Vertex positions: …and feed OpenGL offset positions in the positions vertex attribute array->

Its not practical for me because i am using a ringbuffer (in our example 2 seconds 48kHz = 96000 vertex2 values).
The ringbuffer consist several channels, the size can be bigger, constant offset addition could eat performance.
Also a offset/reset mechanism must be implemented :-(.
(the buffer will be filled continiouse with data for foreward and backward scrolling)

The MODELVIEW transform:

write out what your MODELING and VIEWING matrix translations are…

glMatrixMode(GL_MODELVIEW);

glViewport( viewport_ptr->left, //the size of the
viewport_ptr->bottom,//panel with gl context
viewport_ptr->right,
viewport_ptr->top);

//set current projection…
glMatrixMode(GL_PROJECTION);

glLoadIdentity();

//adjust to the limits of the current ringbuffer state
// in our ecxample:
// left = 500, right = 502 - 1/48000
//parallel projection of 2 seconds of data after 500 sec.
gluOrtho2D( sensor_view_properties_ptr->limits.left,
sensor_view_properties_ptr->limits.right,
sensor_view_properties_ptr->limits.bottom,
sensor_view_properties_ptr->limits.top);

glPushMatrix();

//no affect to my problem
glTranslatef(0.0, chanel dependent offset,0.0);

glEnableClientState(GL_VERTEX_ARRAY);

glVertexPointer( 2, GL_DOUBLE, 0, pointer to ringbuffer);

glDrawArrays(GL_LINE_STRIP,
indecies of the the values from 500 to 502 sec (simplified)
);

glDisableClientState(GL_VERTEX_ARRAY);

glDisableClientState(GL_VERTEX_ARRAY);

glPopMatrix();
//------------------------------------------------------------------------

I also tried to mantain the cords for gluOrtho2D @ 0…2 sec,
translated the vecor with x-vaues 500-502 (-500)
same effect:-(

Does it seem that i can solve the problem without removing the timing information?

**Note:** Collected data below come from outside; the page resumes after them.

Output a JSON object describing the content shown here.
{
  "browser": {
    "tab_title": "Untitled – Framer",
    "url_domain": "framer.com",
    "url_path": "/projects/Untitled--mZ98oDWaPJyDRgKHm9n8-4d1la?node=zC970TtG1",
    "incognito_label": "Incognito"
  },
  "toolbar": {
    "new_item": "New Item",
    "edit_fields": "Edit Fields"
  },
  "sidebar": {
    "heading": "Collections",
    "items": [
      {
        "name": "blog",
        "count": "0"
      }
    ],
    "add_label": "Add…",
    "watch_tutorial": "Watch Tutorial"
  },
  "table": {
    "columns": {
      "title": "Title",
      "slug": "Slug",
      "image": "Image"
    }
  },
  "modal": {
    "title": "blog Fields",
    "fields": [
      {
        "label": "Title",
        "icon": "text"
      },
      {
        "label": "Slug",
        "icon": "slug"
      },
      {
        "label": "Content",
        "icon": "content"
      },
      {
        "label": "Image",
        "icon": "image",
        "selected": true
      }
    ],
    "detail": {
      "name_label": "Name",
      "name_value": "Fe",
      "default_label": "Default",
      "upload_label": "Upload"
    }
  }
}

There are ways to work around this issue. For example, you could render-to-texture using offset 0-2 and translate the whole texture by +500.

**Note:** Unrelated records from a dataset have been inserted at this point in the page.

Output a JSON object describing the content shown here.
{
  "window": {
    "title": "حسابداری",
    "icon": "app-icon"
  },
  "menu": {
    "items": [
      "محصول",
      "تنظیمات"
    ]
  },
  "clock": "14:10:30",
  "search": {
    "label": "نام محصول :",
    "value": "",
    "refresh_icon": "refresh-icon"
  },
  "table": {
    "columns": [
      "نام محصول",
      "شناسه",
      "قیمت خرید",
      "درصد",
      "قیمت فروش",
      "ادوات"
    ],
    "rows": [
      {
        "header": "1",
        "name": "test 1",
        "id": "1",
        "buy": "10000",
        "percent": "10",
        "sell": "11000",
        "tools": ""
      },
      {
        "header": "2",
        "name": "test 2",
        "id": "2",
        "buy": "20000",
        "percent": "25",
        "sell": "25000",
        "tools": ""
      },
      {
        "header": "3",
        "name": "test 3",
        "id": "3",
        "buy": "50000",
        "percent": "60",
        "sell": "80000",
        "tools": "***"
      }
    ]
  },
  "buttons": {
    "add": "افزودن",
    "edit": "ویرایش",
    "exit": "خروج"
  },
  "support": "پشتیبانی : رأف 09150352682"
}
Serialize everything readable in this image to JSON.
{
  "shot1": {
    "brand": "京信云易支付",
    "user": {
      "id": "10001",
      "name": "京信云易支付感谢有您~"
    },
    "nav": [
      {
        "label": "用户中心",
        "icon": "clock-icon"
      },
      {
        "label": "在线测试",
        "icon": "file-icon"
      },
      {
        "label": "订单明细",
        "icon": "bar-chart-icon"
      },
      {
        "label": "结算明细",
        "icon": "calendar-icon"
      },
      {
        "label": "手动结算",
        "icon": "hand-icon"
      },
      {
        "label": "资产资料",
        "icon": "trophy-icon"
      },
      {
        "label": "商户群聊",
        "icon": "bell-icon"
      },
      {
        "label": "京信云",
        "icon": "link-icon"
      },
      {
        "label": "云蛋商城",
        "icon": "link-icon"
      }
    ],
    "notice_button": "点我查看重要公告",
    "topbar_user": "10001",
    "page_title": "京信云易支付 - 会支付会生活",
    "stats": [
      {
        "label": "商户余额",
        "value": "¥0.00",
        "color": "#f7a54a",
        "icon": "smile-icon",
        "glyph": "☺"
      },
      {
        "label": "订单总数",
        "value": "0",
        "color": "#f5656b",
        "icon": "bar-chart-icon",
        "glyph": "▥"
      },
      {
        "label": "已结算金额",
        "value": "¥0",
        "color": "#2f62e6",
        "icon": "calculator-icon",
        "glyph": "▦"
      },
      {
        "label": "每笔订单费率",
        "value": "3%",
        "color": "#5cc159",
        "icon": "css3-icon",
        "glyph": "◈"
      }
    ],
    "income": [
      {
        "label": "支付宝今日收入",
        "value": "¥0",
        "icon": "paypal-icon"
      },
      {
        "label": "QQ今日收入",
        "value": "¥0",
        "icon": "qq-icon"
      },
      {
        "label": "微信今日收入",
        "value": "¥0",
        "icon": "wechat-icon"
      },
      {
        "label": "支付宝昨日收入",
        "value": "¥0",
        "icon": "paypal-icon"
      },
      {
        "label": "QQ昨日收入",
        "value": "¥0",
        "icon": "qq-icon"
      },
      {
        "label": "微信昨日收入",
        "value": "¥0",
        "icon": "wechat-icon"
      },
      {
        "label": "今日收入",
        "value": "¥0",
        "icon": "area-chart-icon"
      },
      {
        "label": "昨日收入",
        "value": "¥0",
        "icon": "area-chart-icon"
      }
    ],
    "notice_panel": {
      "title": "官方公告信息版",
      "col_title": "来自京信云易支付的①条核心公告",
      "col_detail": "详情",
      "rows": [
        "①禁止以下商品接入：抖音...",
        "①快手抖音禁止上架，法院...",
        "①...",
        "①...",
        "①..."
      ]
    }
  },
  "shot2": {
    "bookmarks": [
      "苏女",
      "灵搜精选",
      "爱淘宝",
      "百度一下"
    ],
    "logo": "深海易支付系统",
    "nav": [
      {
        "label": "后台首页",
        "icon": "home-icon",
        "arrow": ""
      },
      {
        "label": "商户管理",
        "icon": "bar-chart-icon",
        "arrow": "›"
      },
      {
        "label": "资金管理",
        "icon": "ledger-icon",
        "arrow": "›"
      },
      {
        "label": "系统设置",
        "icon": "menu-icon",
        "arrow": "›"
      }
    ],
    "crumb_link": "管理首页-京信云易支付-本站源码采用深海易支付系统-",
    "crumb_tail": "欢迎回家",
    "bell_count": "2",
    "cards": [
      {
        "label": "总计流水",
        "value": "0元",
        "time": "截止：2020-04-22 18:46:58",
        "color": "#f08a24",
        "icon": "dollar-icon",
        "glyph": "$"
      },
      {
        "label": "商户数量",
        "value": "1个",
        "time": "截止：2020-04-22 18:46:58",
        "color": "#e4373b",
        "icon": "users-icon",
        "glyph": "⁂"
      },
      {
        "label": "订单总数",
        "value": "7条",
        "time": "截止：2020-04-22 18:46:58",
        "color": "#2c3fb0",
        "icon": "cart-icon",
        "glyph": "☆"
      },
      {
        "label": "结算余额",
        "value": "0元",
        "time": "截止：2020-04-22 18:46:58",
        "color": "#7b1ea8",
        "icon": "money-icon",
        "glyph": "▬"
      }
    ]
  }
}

You could also decouple the timing information from the actual data: save the data as 2-second blocks + offsets, use the offsets to select the correct blocks and always render around 0-2 (or whatever fits your screen).

Hi,

again i tested your suggestion to shift the whole texture while setting the glOrtho from 0 to 2 seconds.
The error is the same.

The second suggestion would be approximatly my final workaround.

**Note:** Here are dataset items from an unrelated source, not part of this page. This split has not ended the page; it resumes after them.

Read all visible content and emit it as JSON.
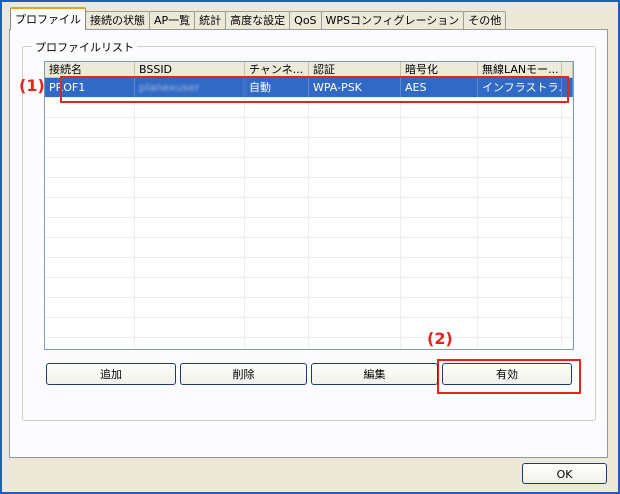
{
  "tabs": [
    "プロファイル",
    "接続の状態",
    "AP一覧",
    "統計",
    "高度な設定",
    "QoS",
    "WPSコンフィグレーション",
    "その他"
  ],
  "active_tab": 0,
  "group_title": "プロファイルリスト",
  "list": {
    "columns": [
      "接続名",
      "BSSID",
      "チャンネ...",
      "認証",
      "暗号化",
      "無線LANモー..."
    ],
    "rows": [
      [
        "PROF1",
        "planexuser",
        "自動",
        "WPA-PSK",
        "AES",
        "インフラストラ..."
      ]
    ]
  },
  "buttons": {
    "add": "追加",
    "delete": "削除",
    "edit": "編集",
    "activate": "有効",
    "ok": "OK"
  },
  "annotations": {
    "label1": "(1)",
    "label2": "(2)",
    "color": "#e8231c"
  }
}
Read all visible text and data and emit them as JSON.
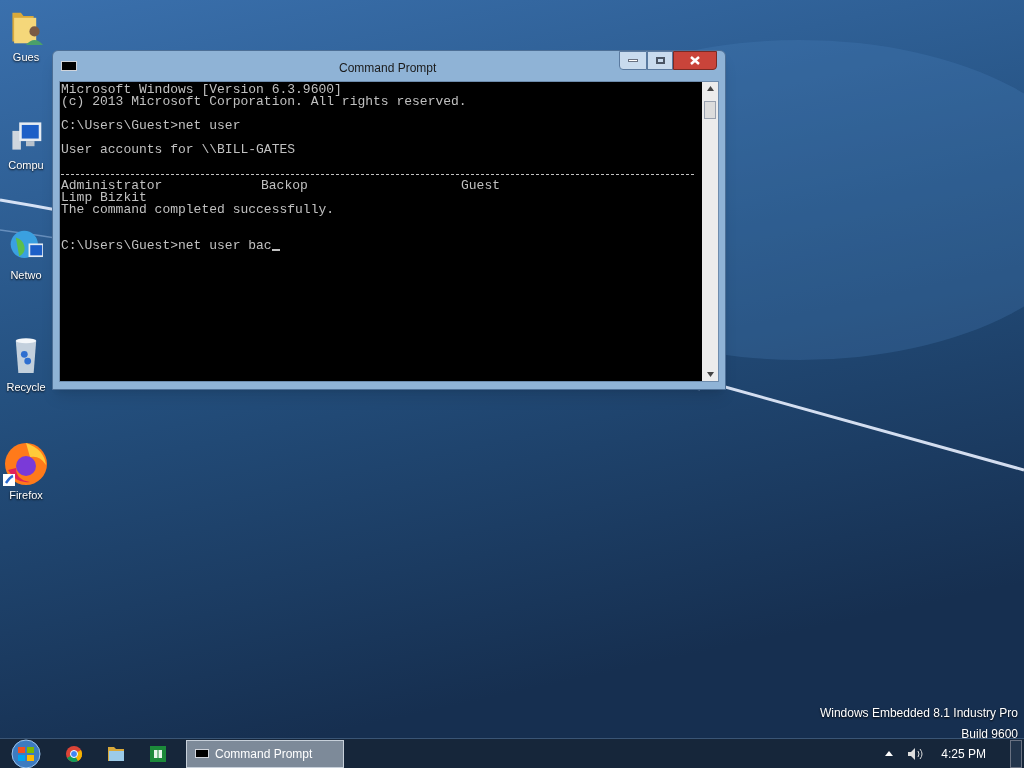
{
  "desktop_icons": [
    {
      "kind": "folder",
      "label": "Gues"
    },
    {
      "kind": "computer",
      "label": "Compu"
    },
    {
      "kind": "network",
      "label": "Netwo"
    },
    {
      "kind": "recycle",
      "label": "Recycle"
    },
    {
      "kind": "firefox",
      "label": "Firefox"
    }
  ],
  "window": {
    "title": "Command Prompt",
    "console": [
      {
        "kind": "text",
        "text": "Microsoft Windows [Version 6.3.9600]"
      },
      {
        "kind": "text",
        "text": "(c) 2013 Microsoft Corporation. All rights reserved."
      },
      {
        "kind": "blank"
      },
      {
        "kind": "text",
        "text": "C:\\Users\\Guest>net user"
      },
      {
        "kind": "blank"
      },
      {
        "kind": "text",
        "text": "User accounts for \\\\BILL-GATES"
      },
      {
        "kind": "blank"
      },
      {
        "kind": "rule"
      },
      {
        "kind": "columns",
        "cells": [
          "Administrator",
          "Backop",
          "Guest"
        ]
      },
      {
        "kind": "text",
        "text": "Limp Bizkit"
      },
      {
        "kind": "text",
        "text": "The command completed successfully."
      },
      {
        "kind": "blank"
      },
      {
        "kind": "blank"
      },
      {
        "kind": "input",
        "text": "C:\\Users\\Guest>net user bac"
      }
    ]
  },
  "watermark_text": [
    "Windows Embedded 8.1 Industry Pro",
    "Build 9600"
  ],
  "taskbar": {
    "pinned": [
      {
        "kind": "chrome"
      },
      {
        "kind": "explorer"
      },
      {
        "kind": "store"
      }
    ],
    "tasks": [
      {
        "label": "Command Prompt",
        "selected": true
      }
    ],
    "clock": "4:25 PM"
  }
}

If anybody nows how to decouple the vertex2 array into a seperate x-y array for glVertexPointer(…), it would help me again.

Thanks all…

andy

You could also use a vertex shader as described here.

Basically, you would use two float values to represent your time coordinate; therefore, you have more bits of precision. In your case since you don’t use the z value, you could store time in the x and z components of the vertex. The vertex shader would use the camera position also encoded as two floats per component, the x component, and the z component to compute the position of your time axis.

In the link I provided, I describe converting a double value into two floats to get approximately 1 cm precision. You would use a different scaling factor to get microsecond precision. If you needed even more precision, you could encode the double as three floats.

While this method increases the size of your vertex buffer, once you place the data into the vertex buffer, you will not have to edit that data per frame as you move around, which you mention as desirable. For my work, this resulted in an overall performance improvement.

Thanks, wSpace, very interesting reading!

Hi wSpace,

it sounds that i can solve my problem for a very huge timescale.

Thank you very much!

So i have to learn to define VBO’s (actually i am not very advanced in ogl)? Maybe you can give me a hint how to implement that x&z axis will be combined to a one double precision axis for ogl after using the’casting’ function CDoubleToTwoFloats in your article?

While you could use normal vertex arrays as you are doing, VBOs would be better and in keeping with today’s technology. What is required is that you use GLSL. After you familiarize yourself with GLSL (if not already), free to private message me, and I can offer you help with the vertex shader.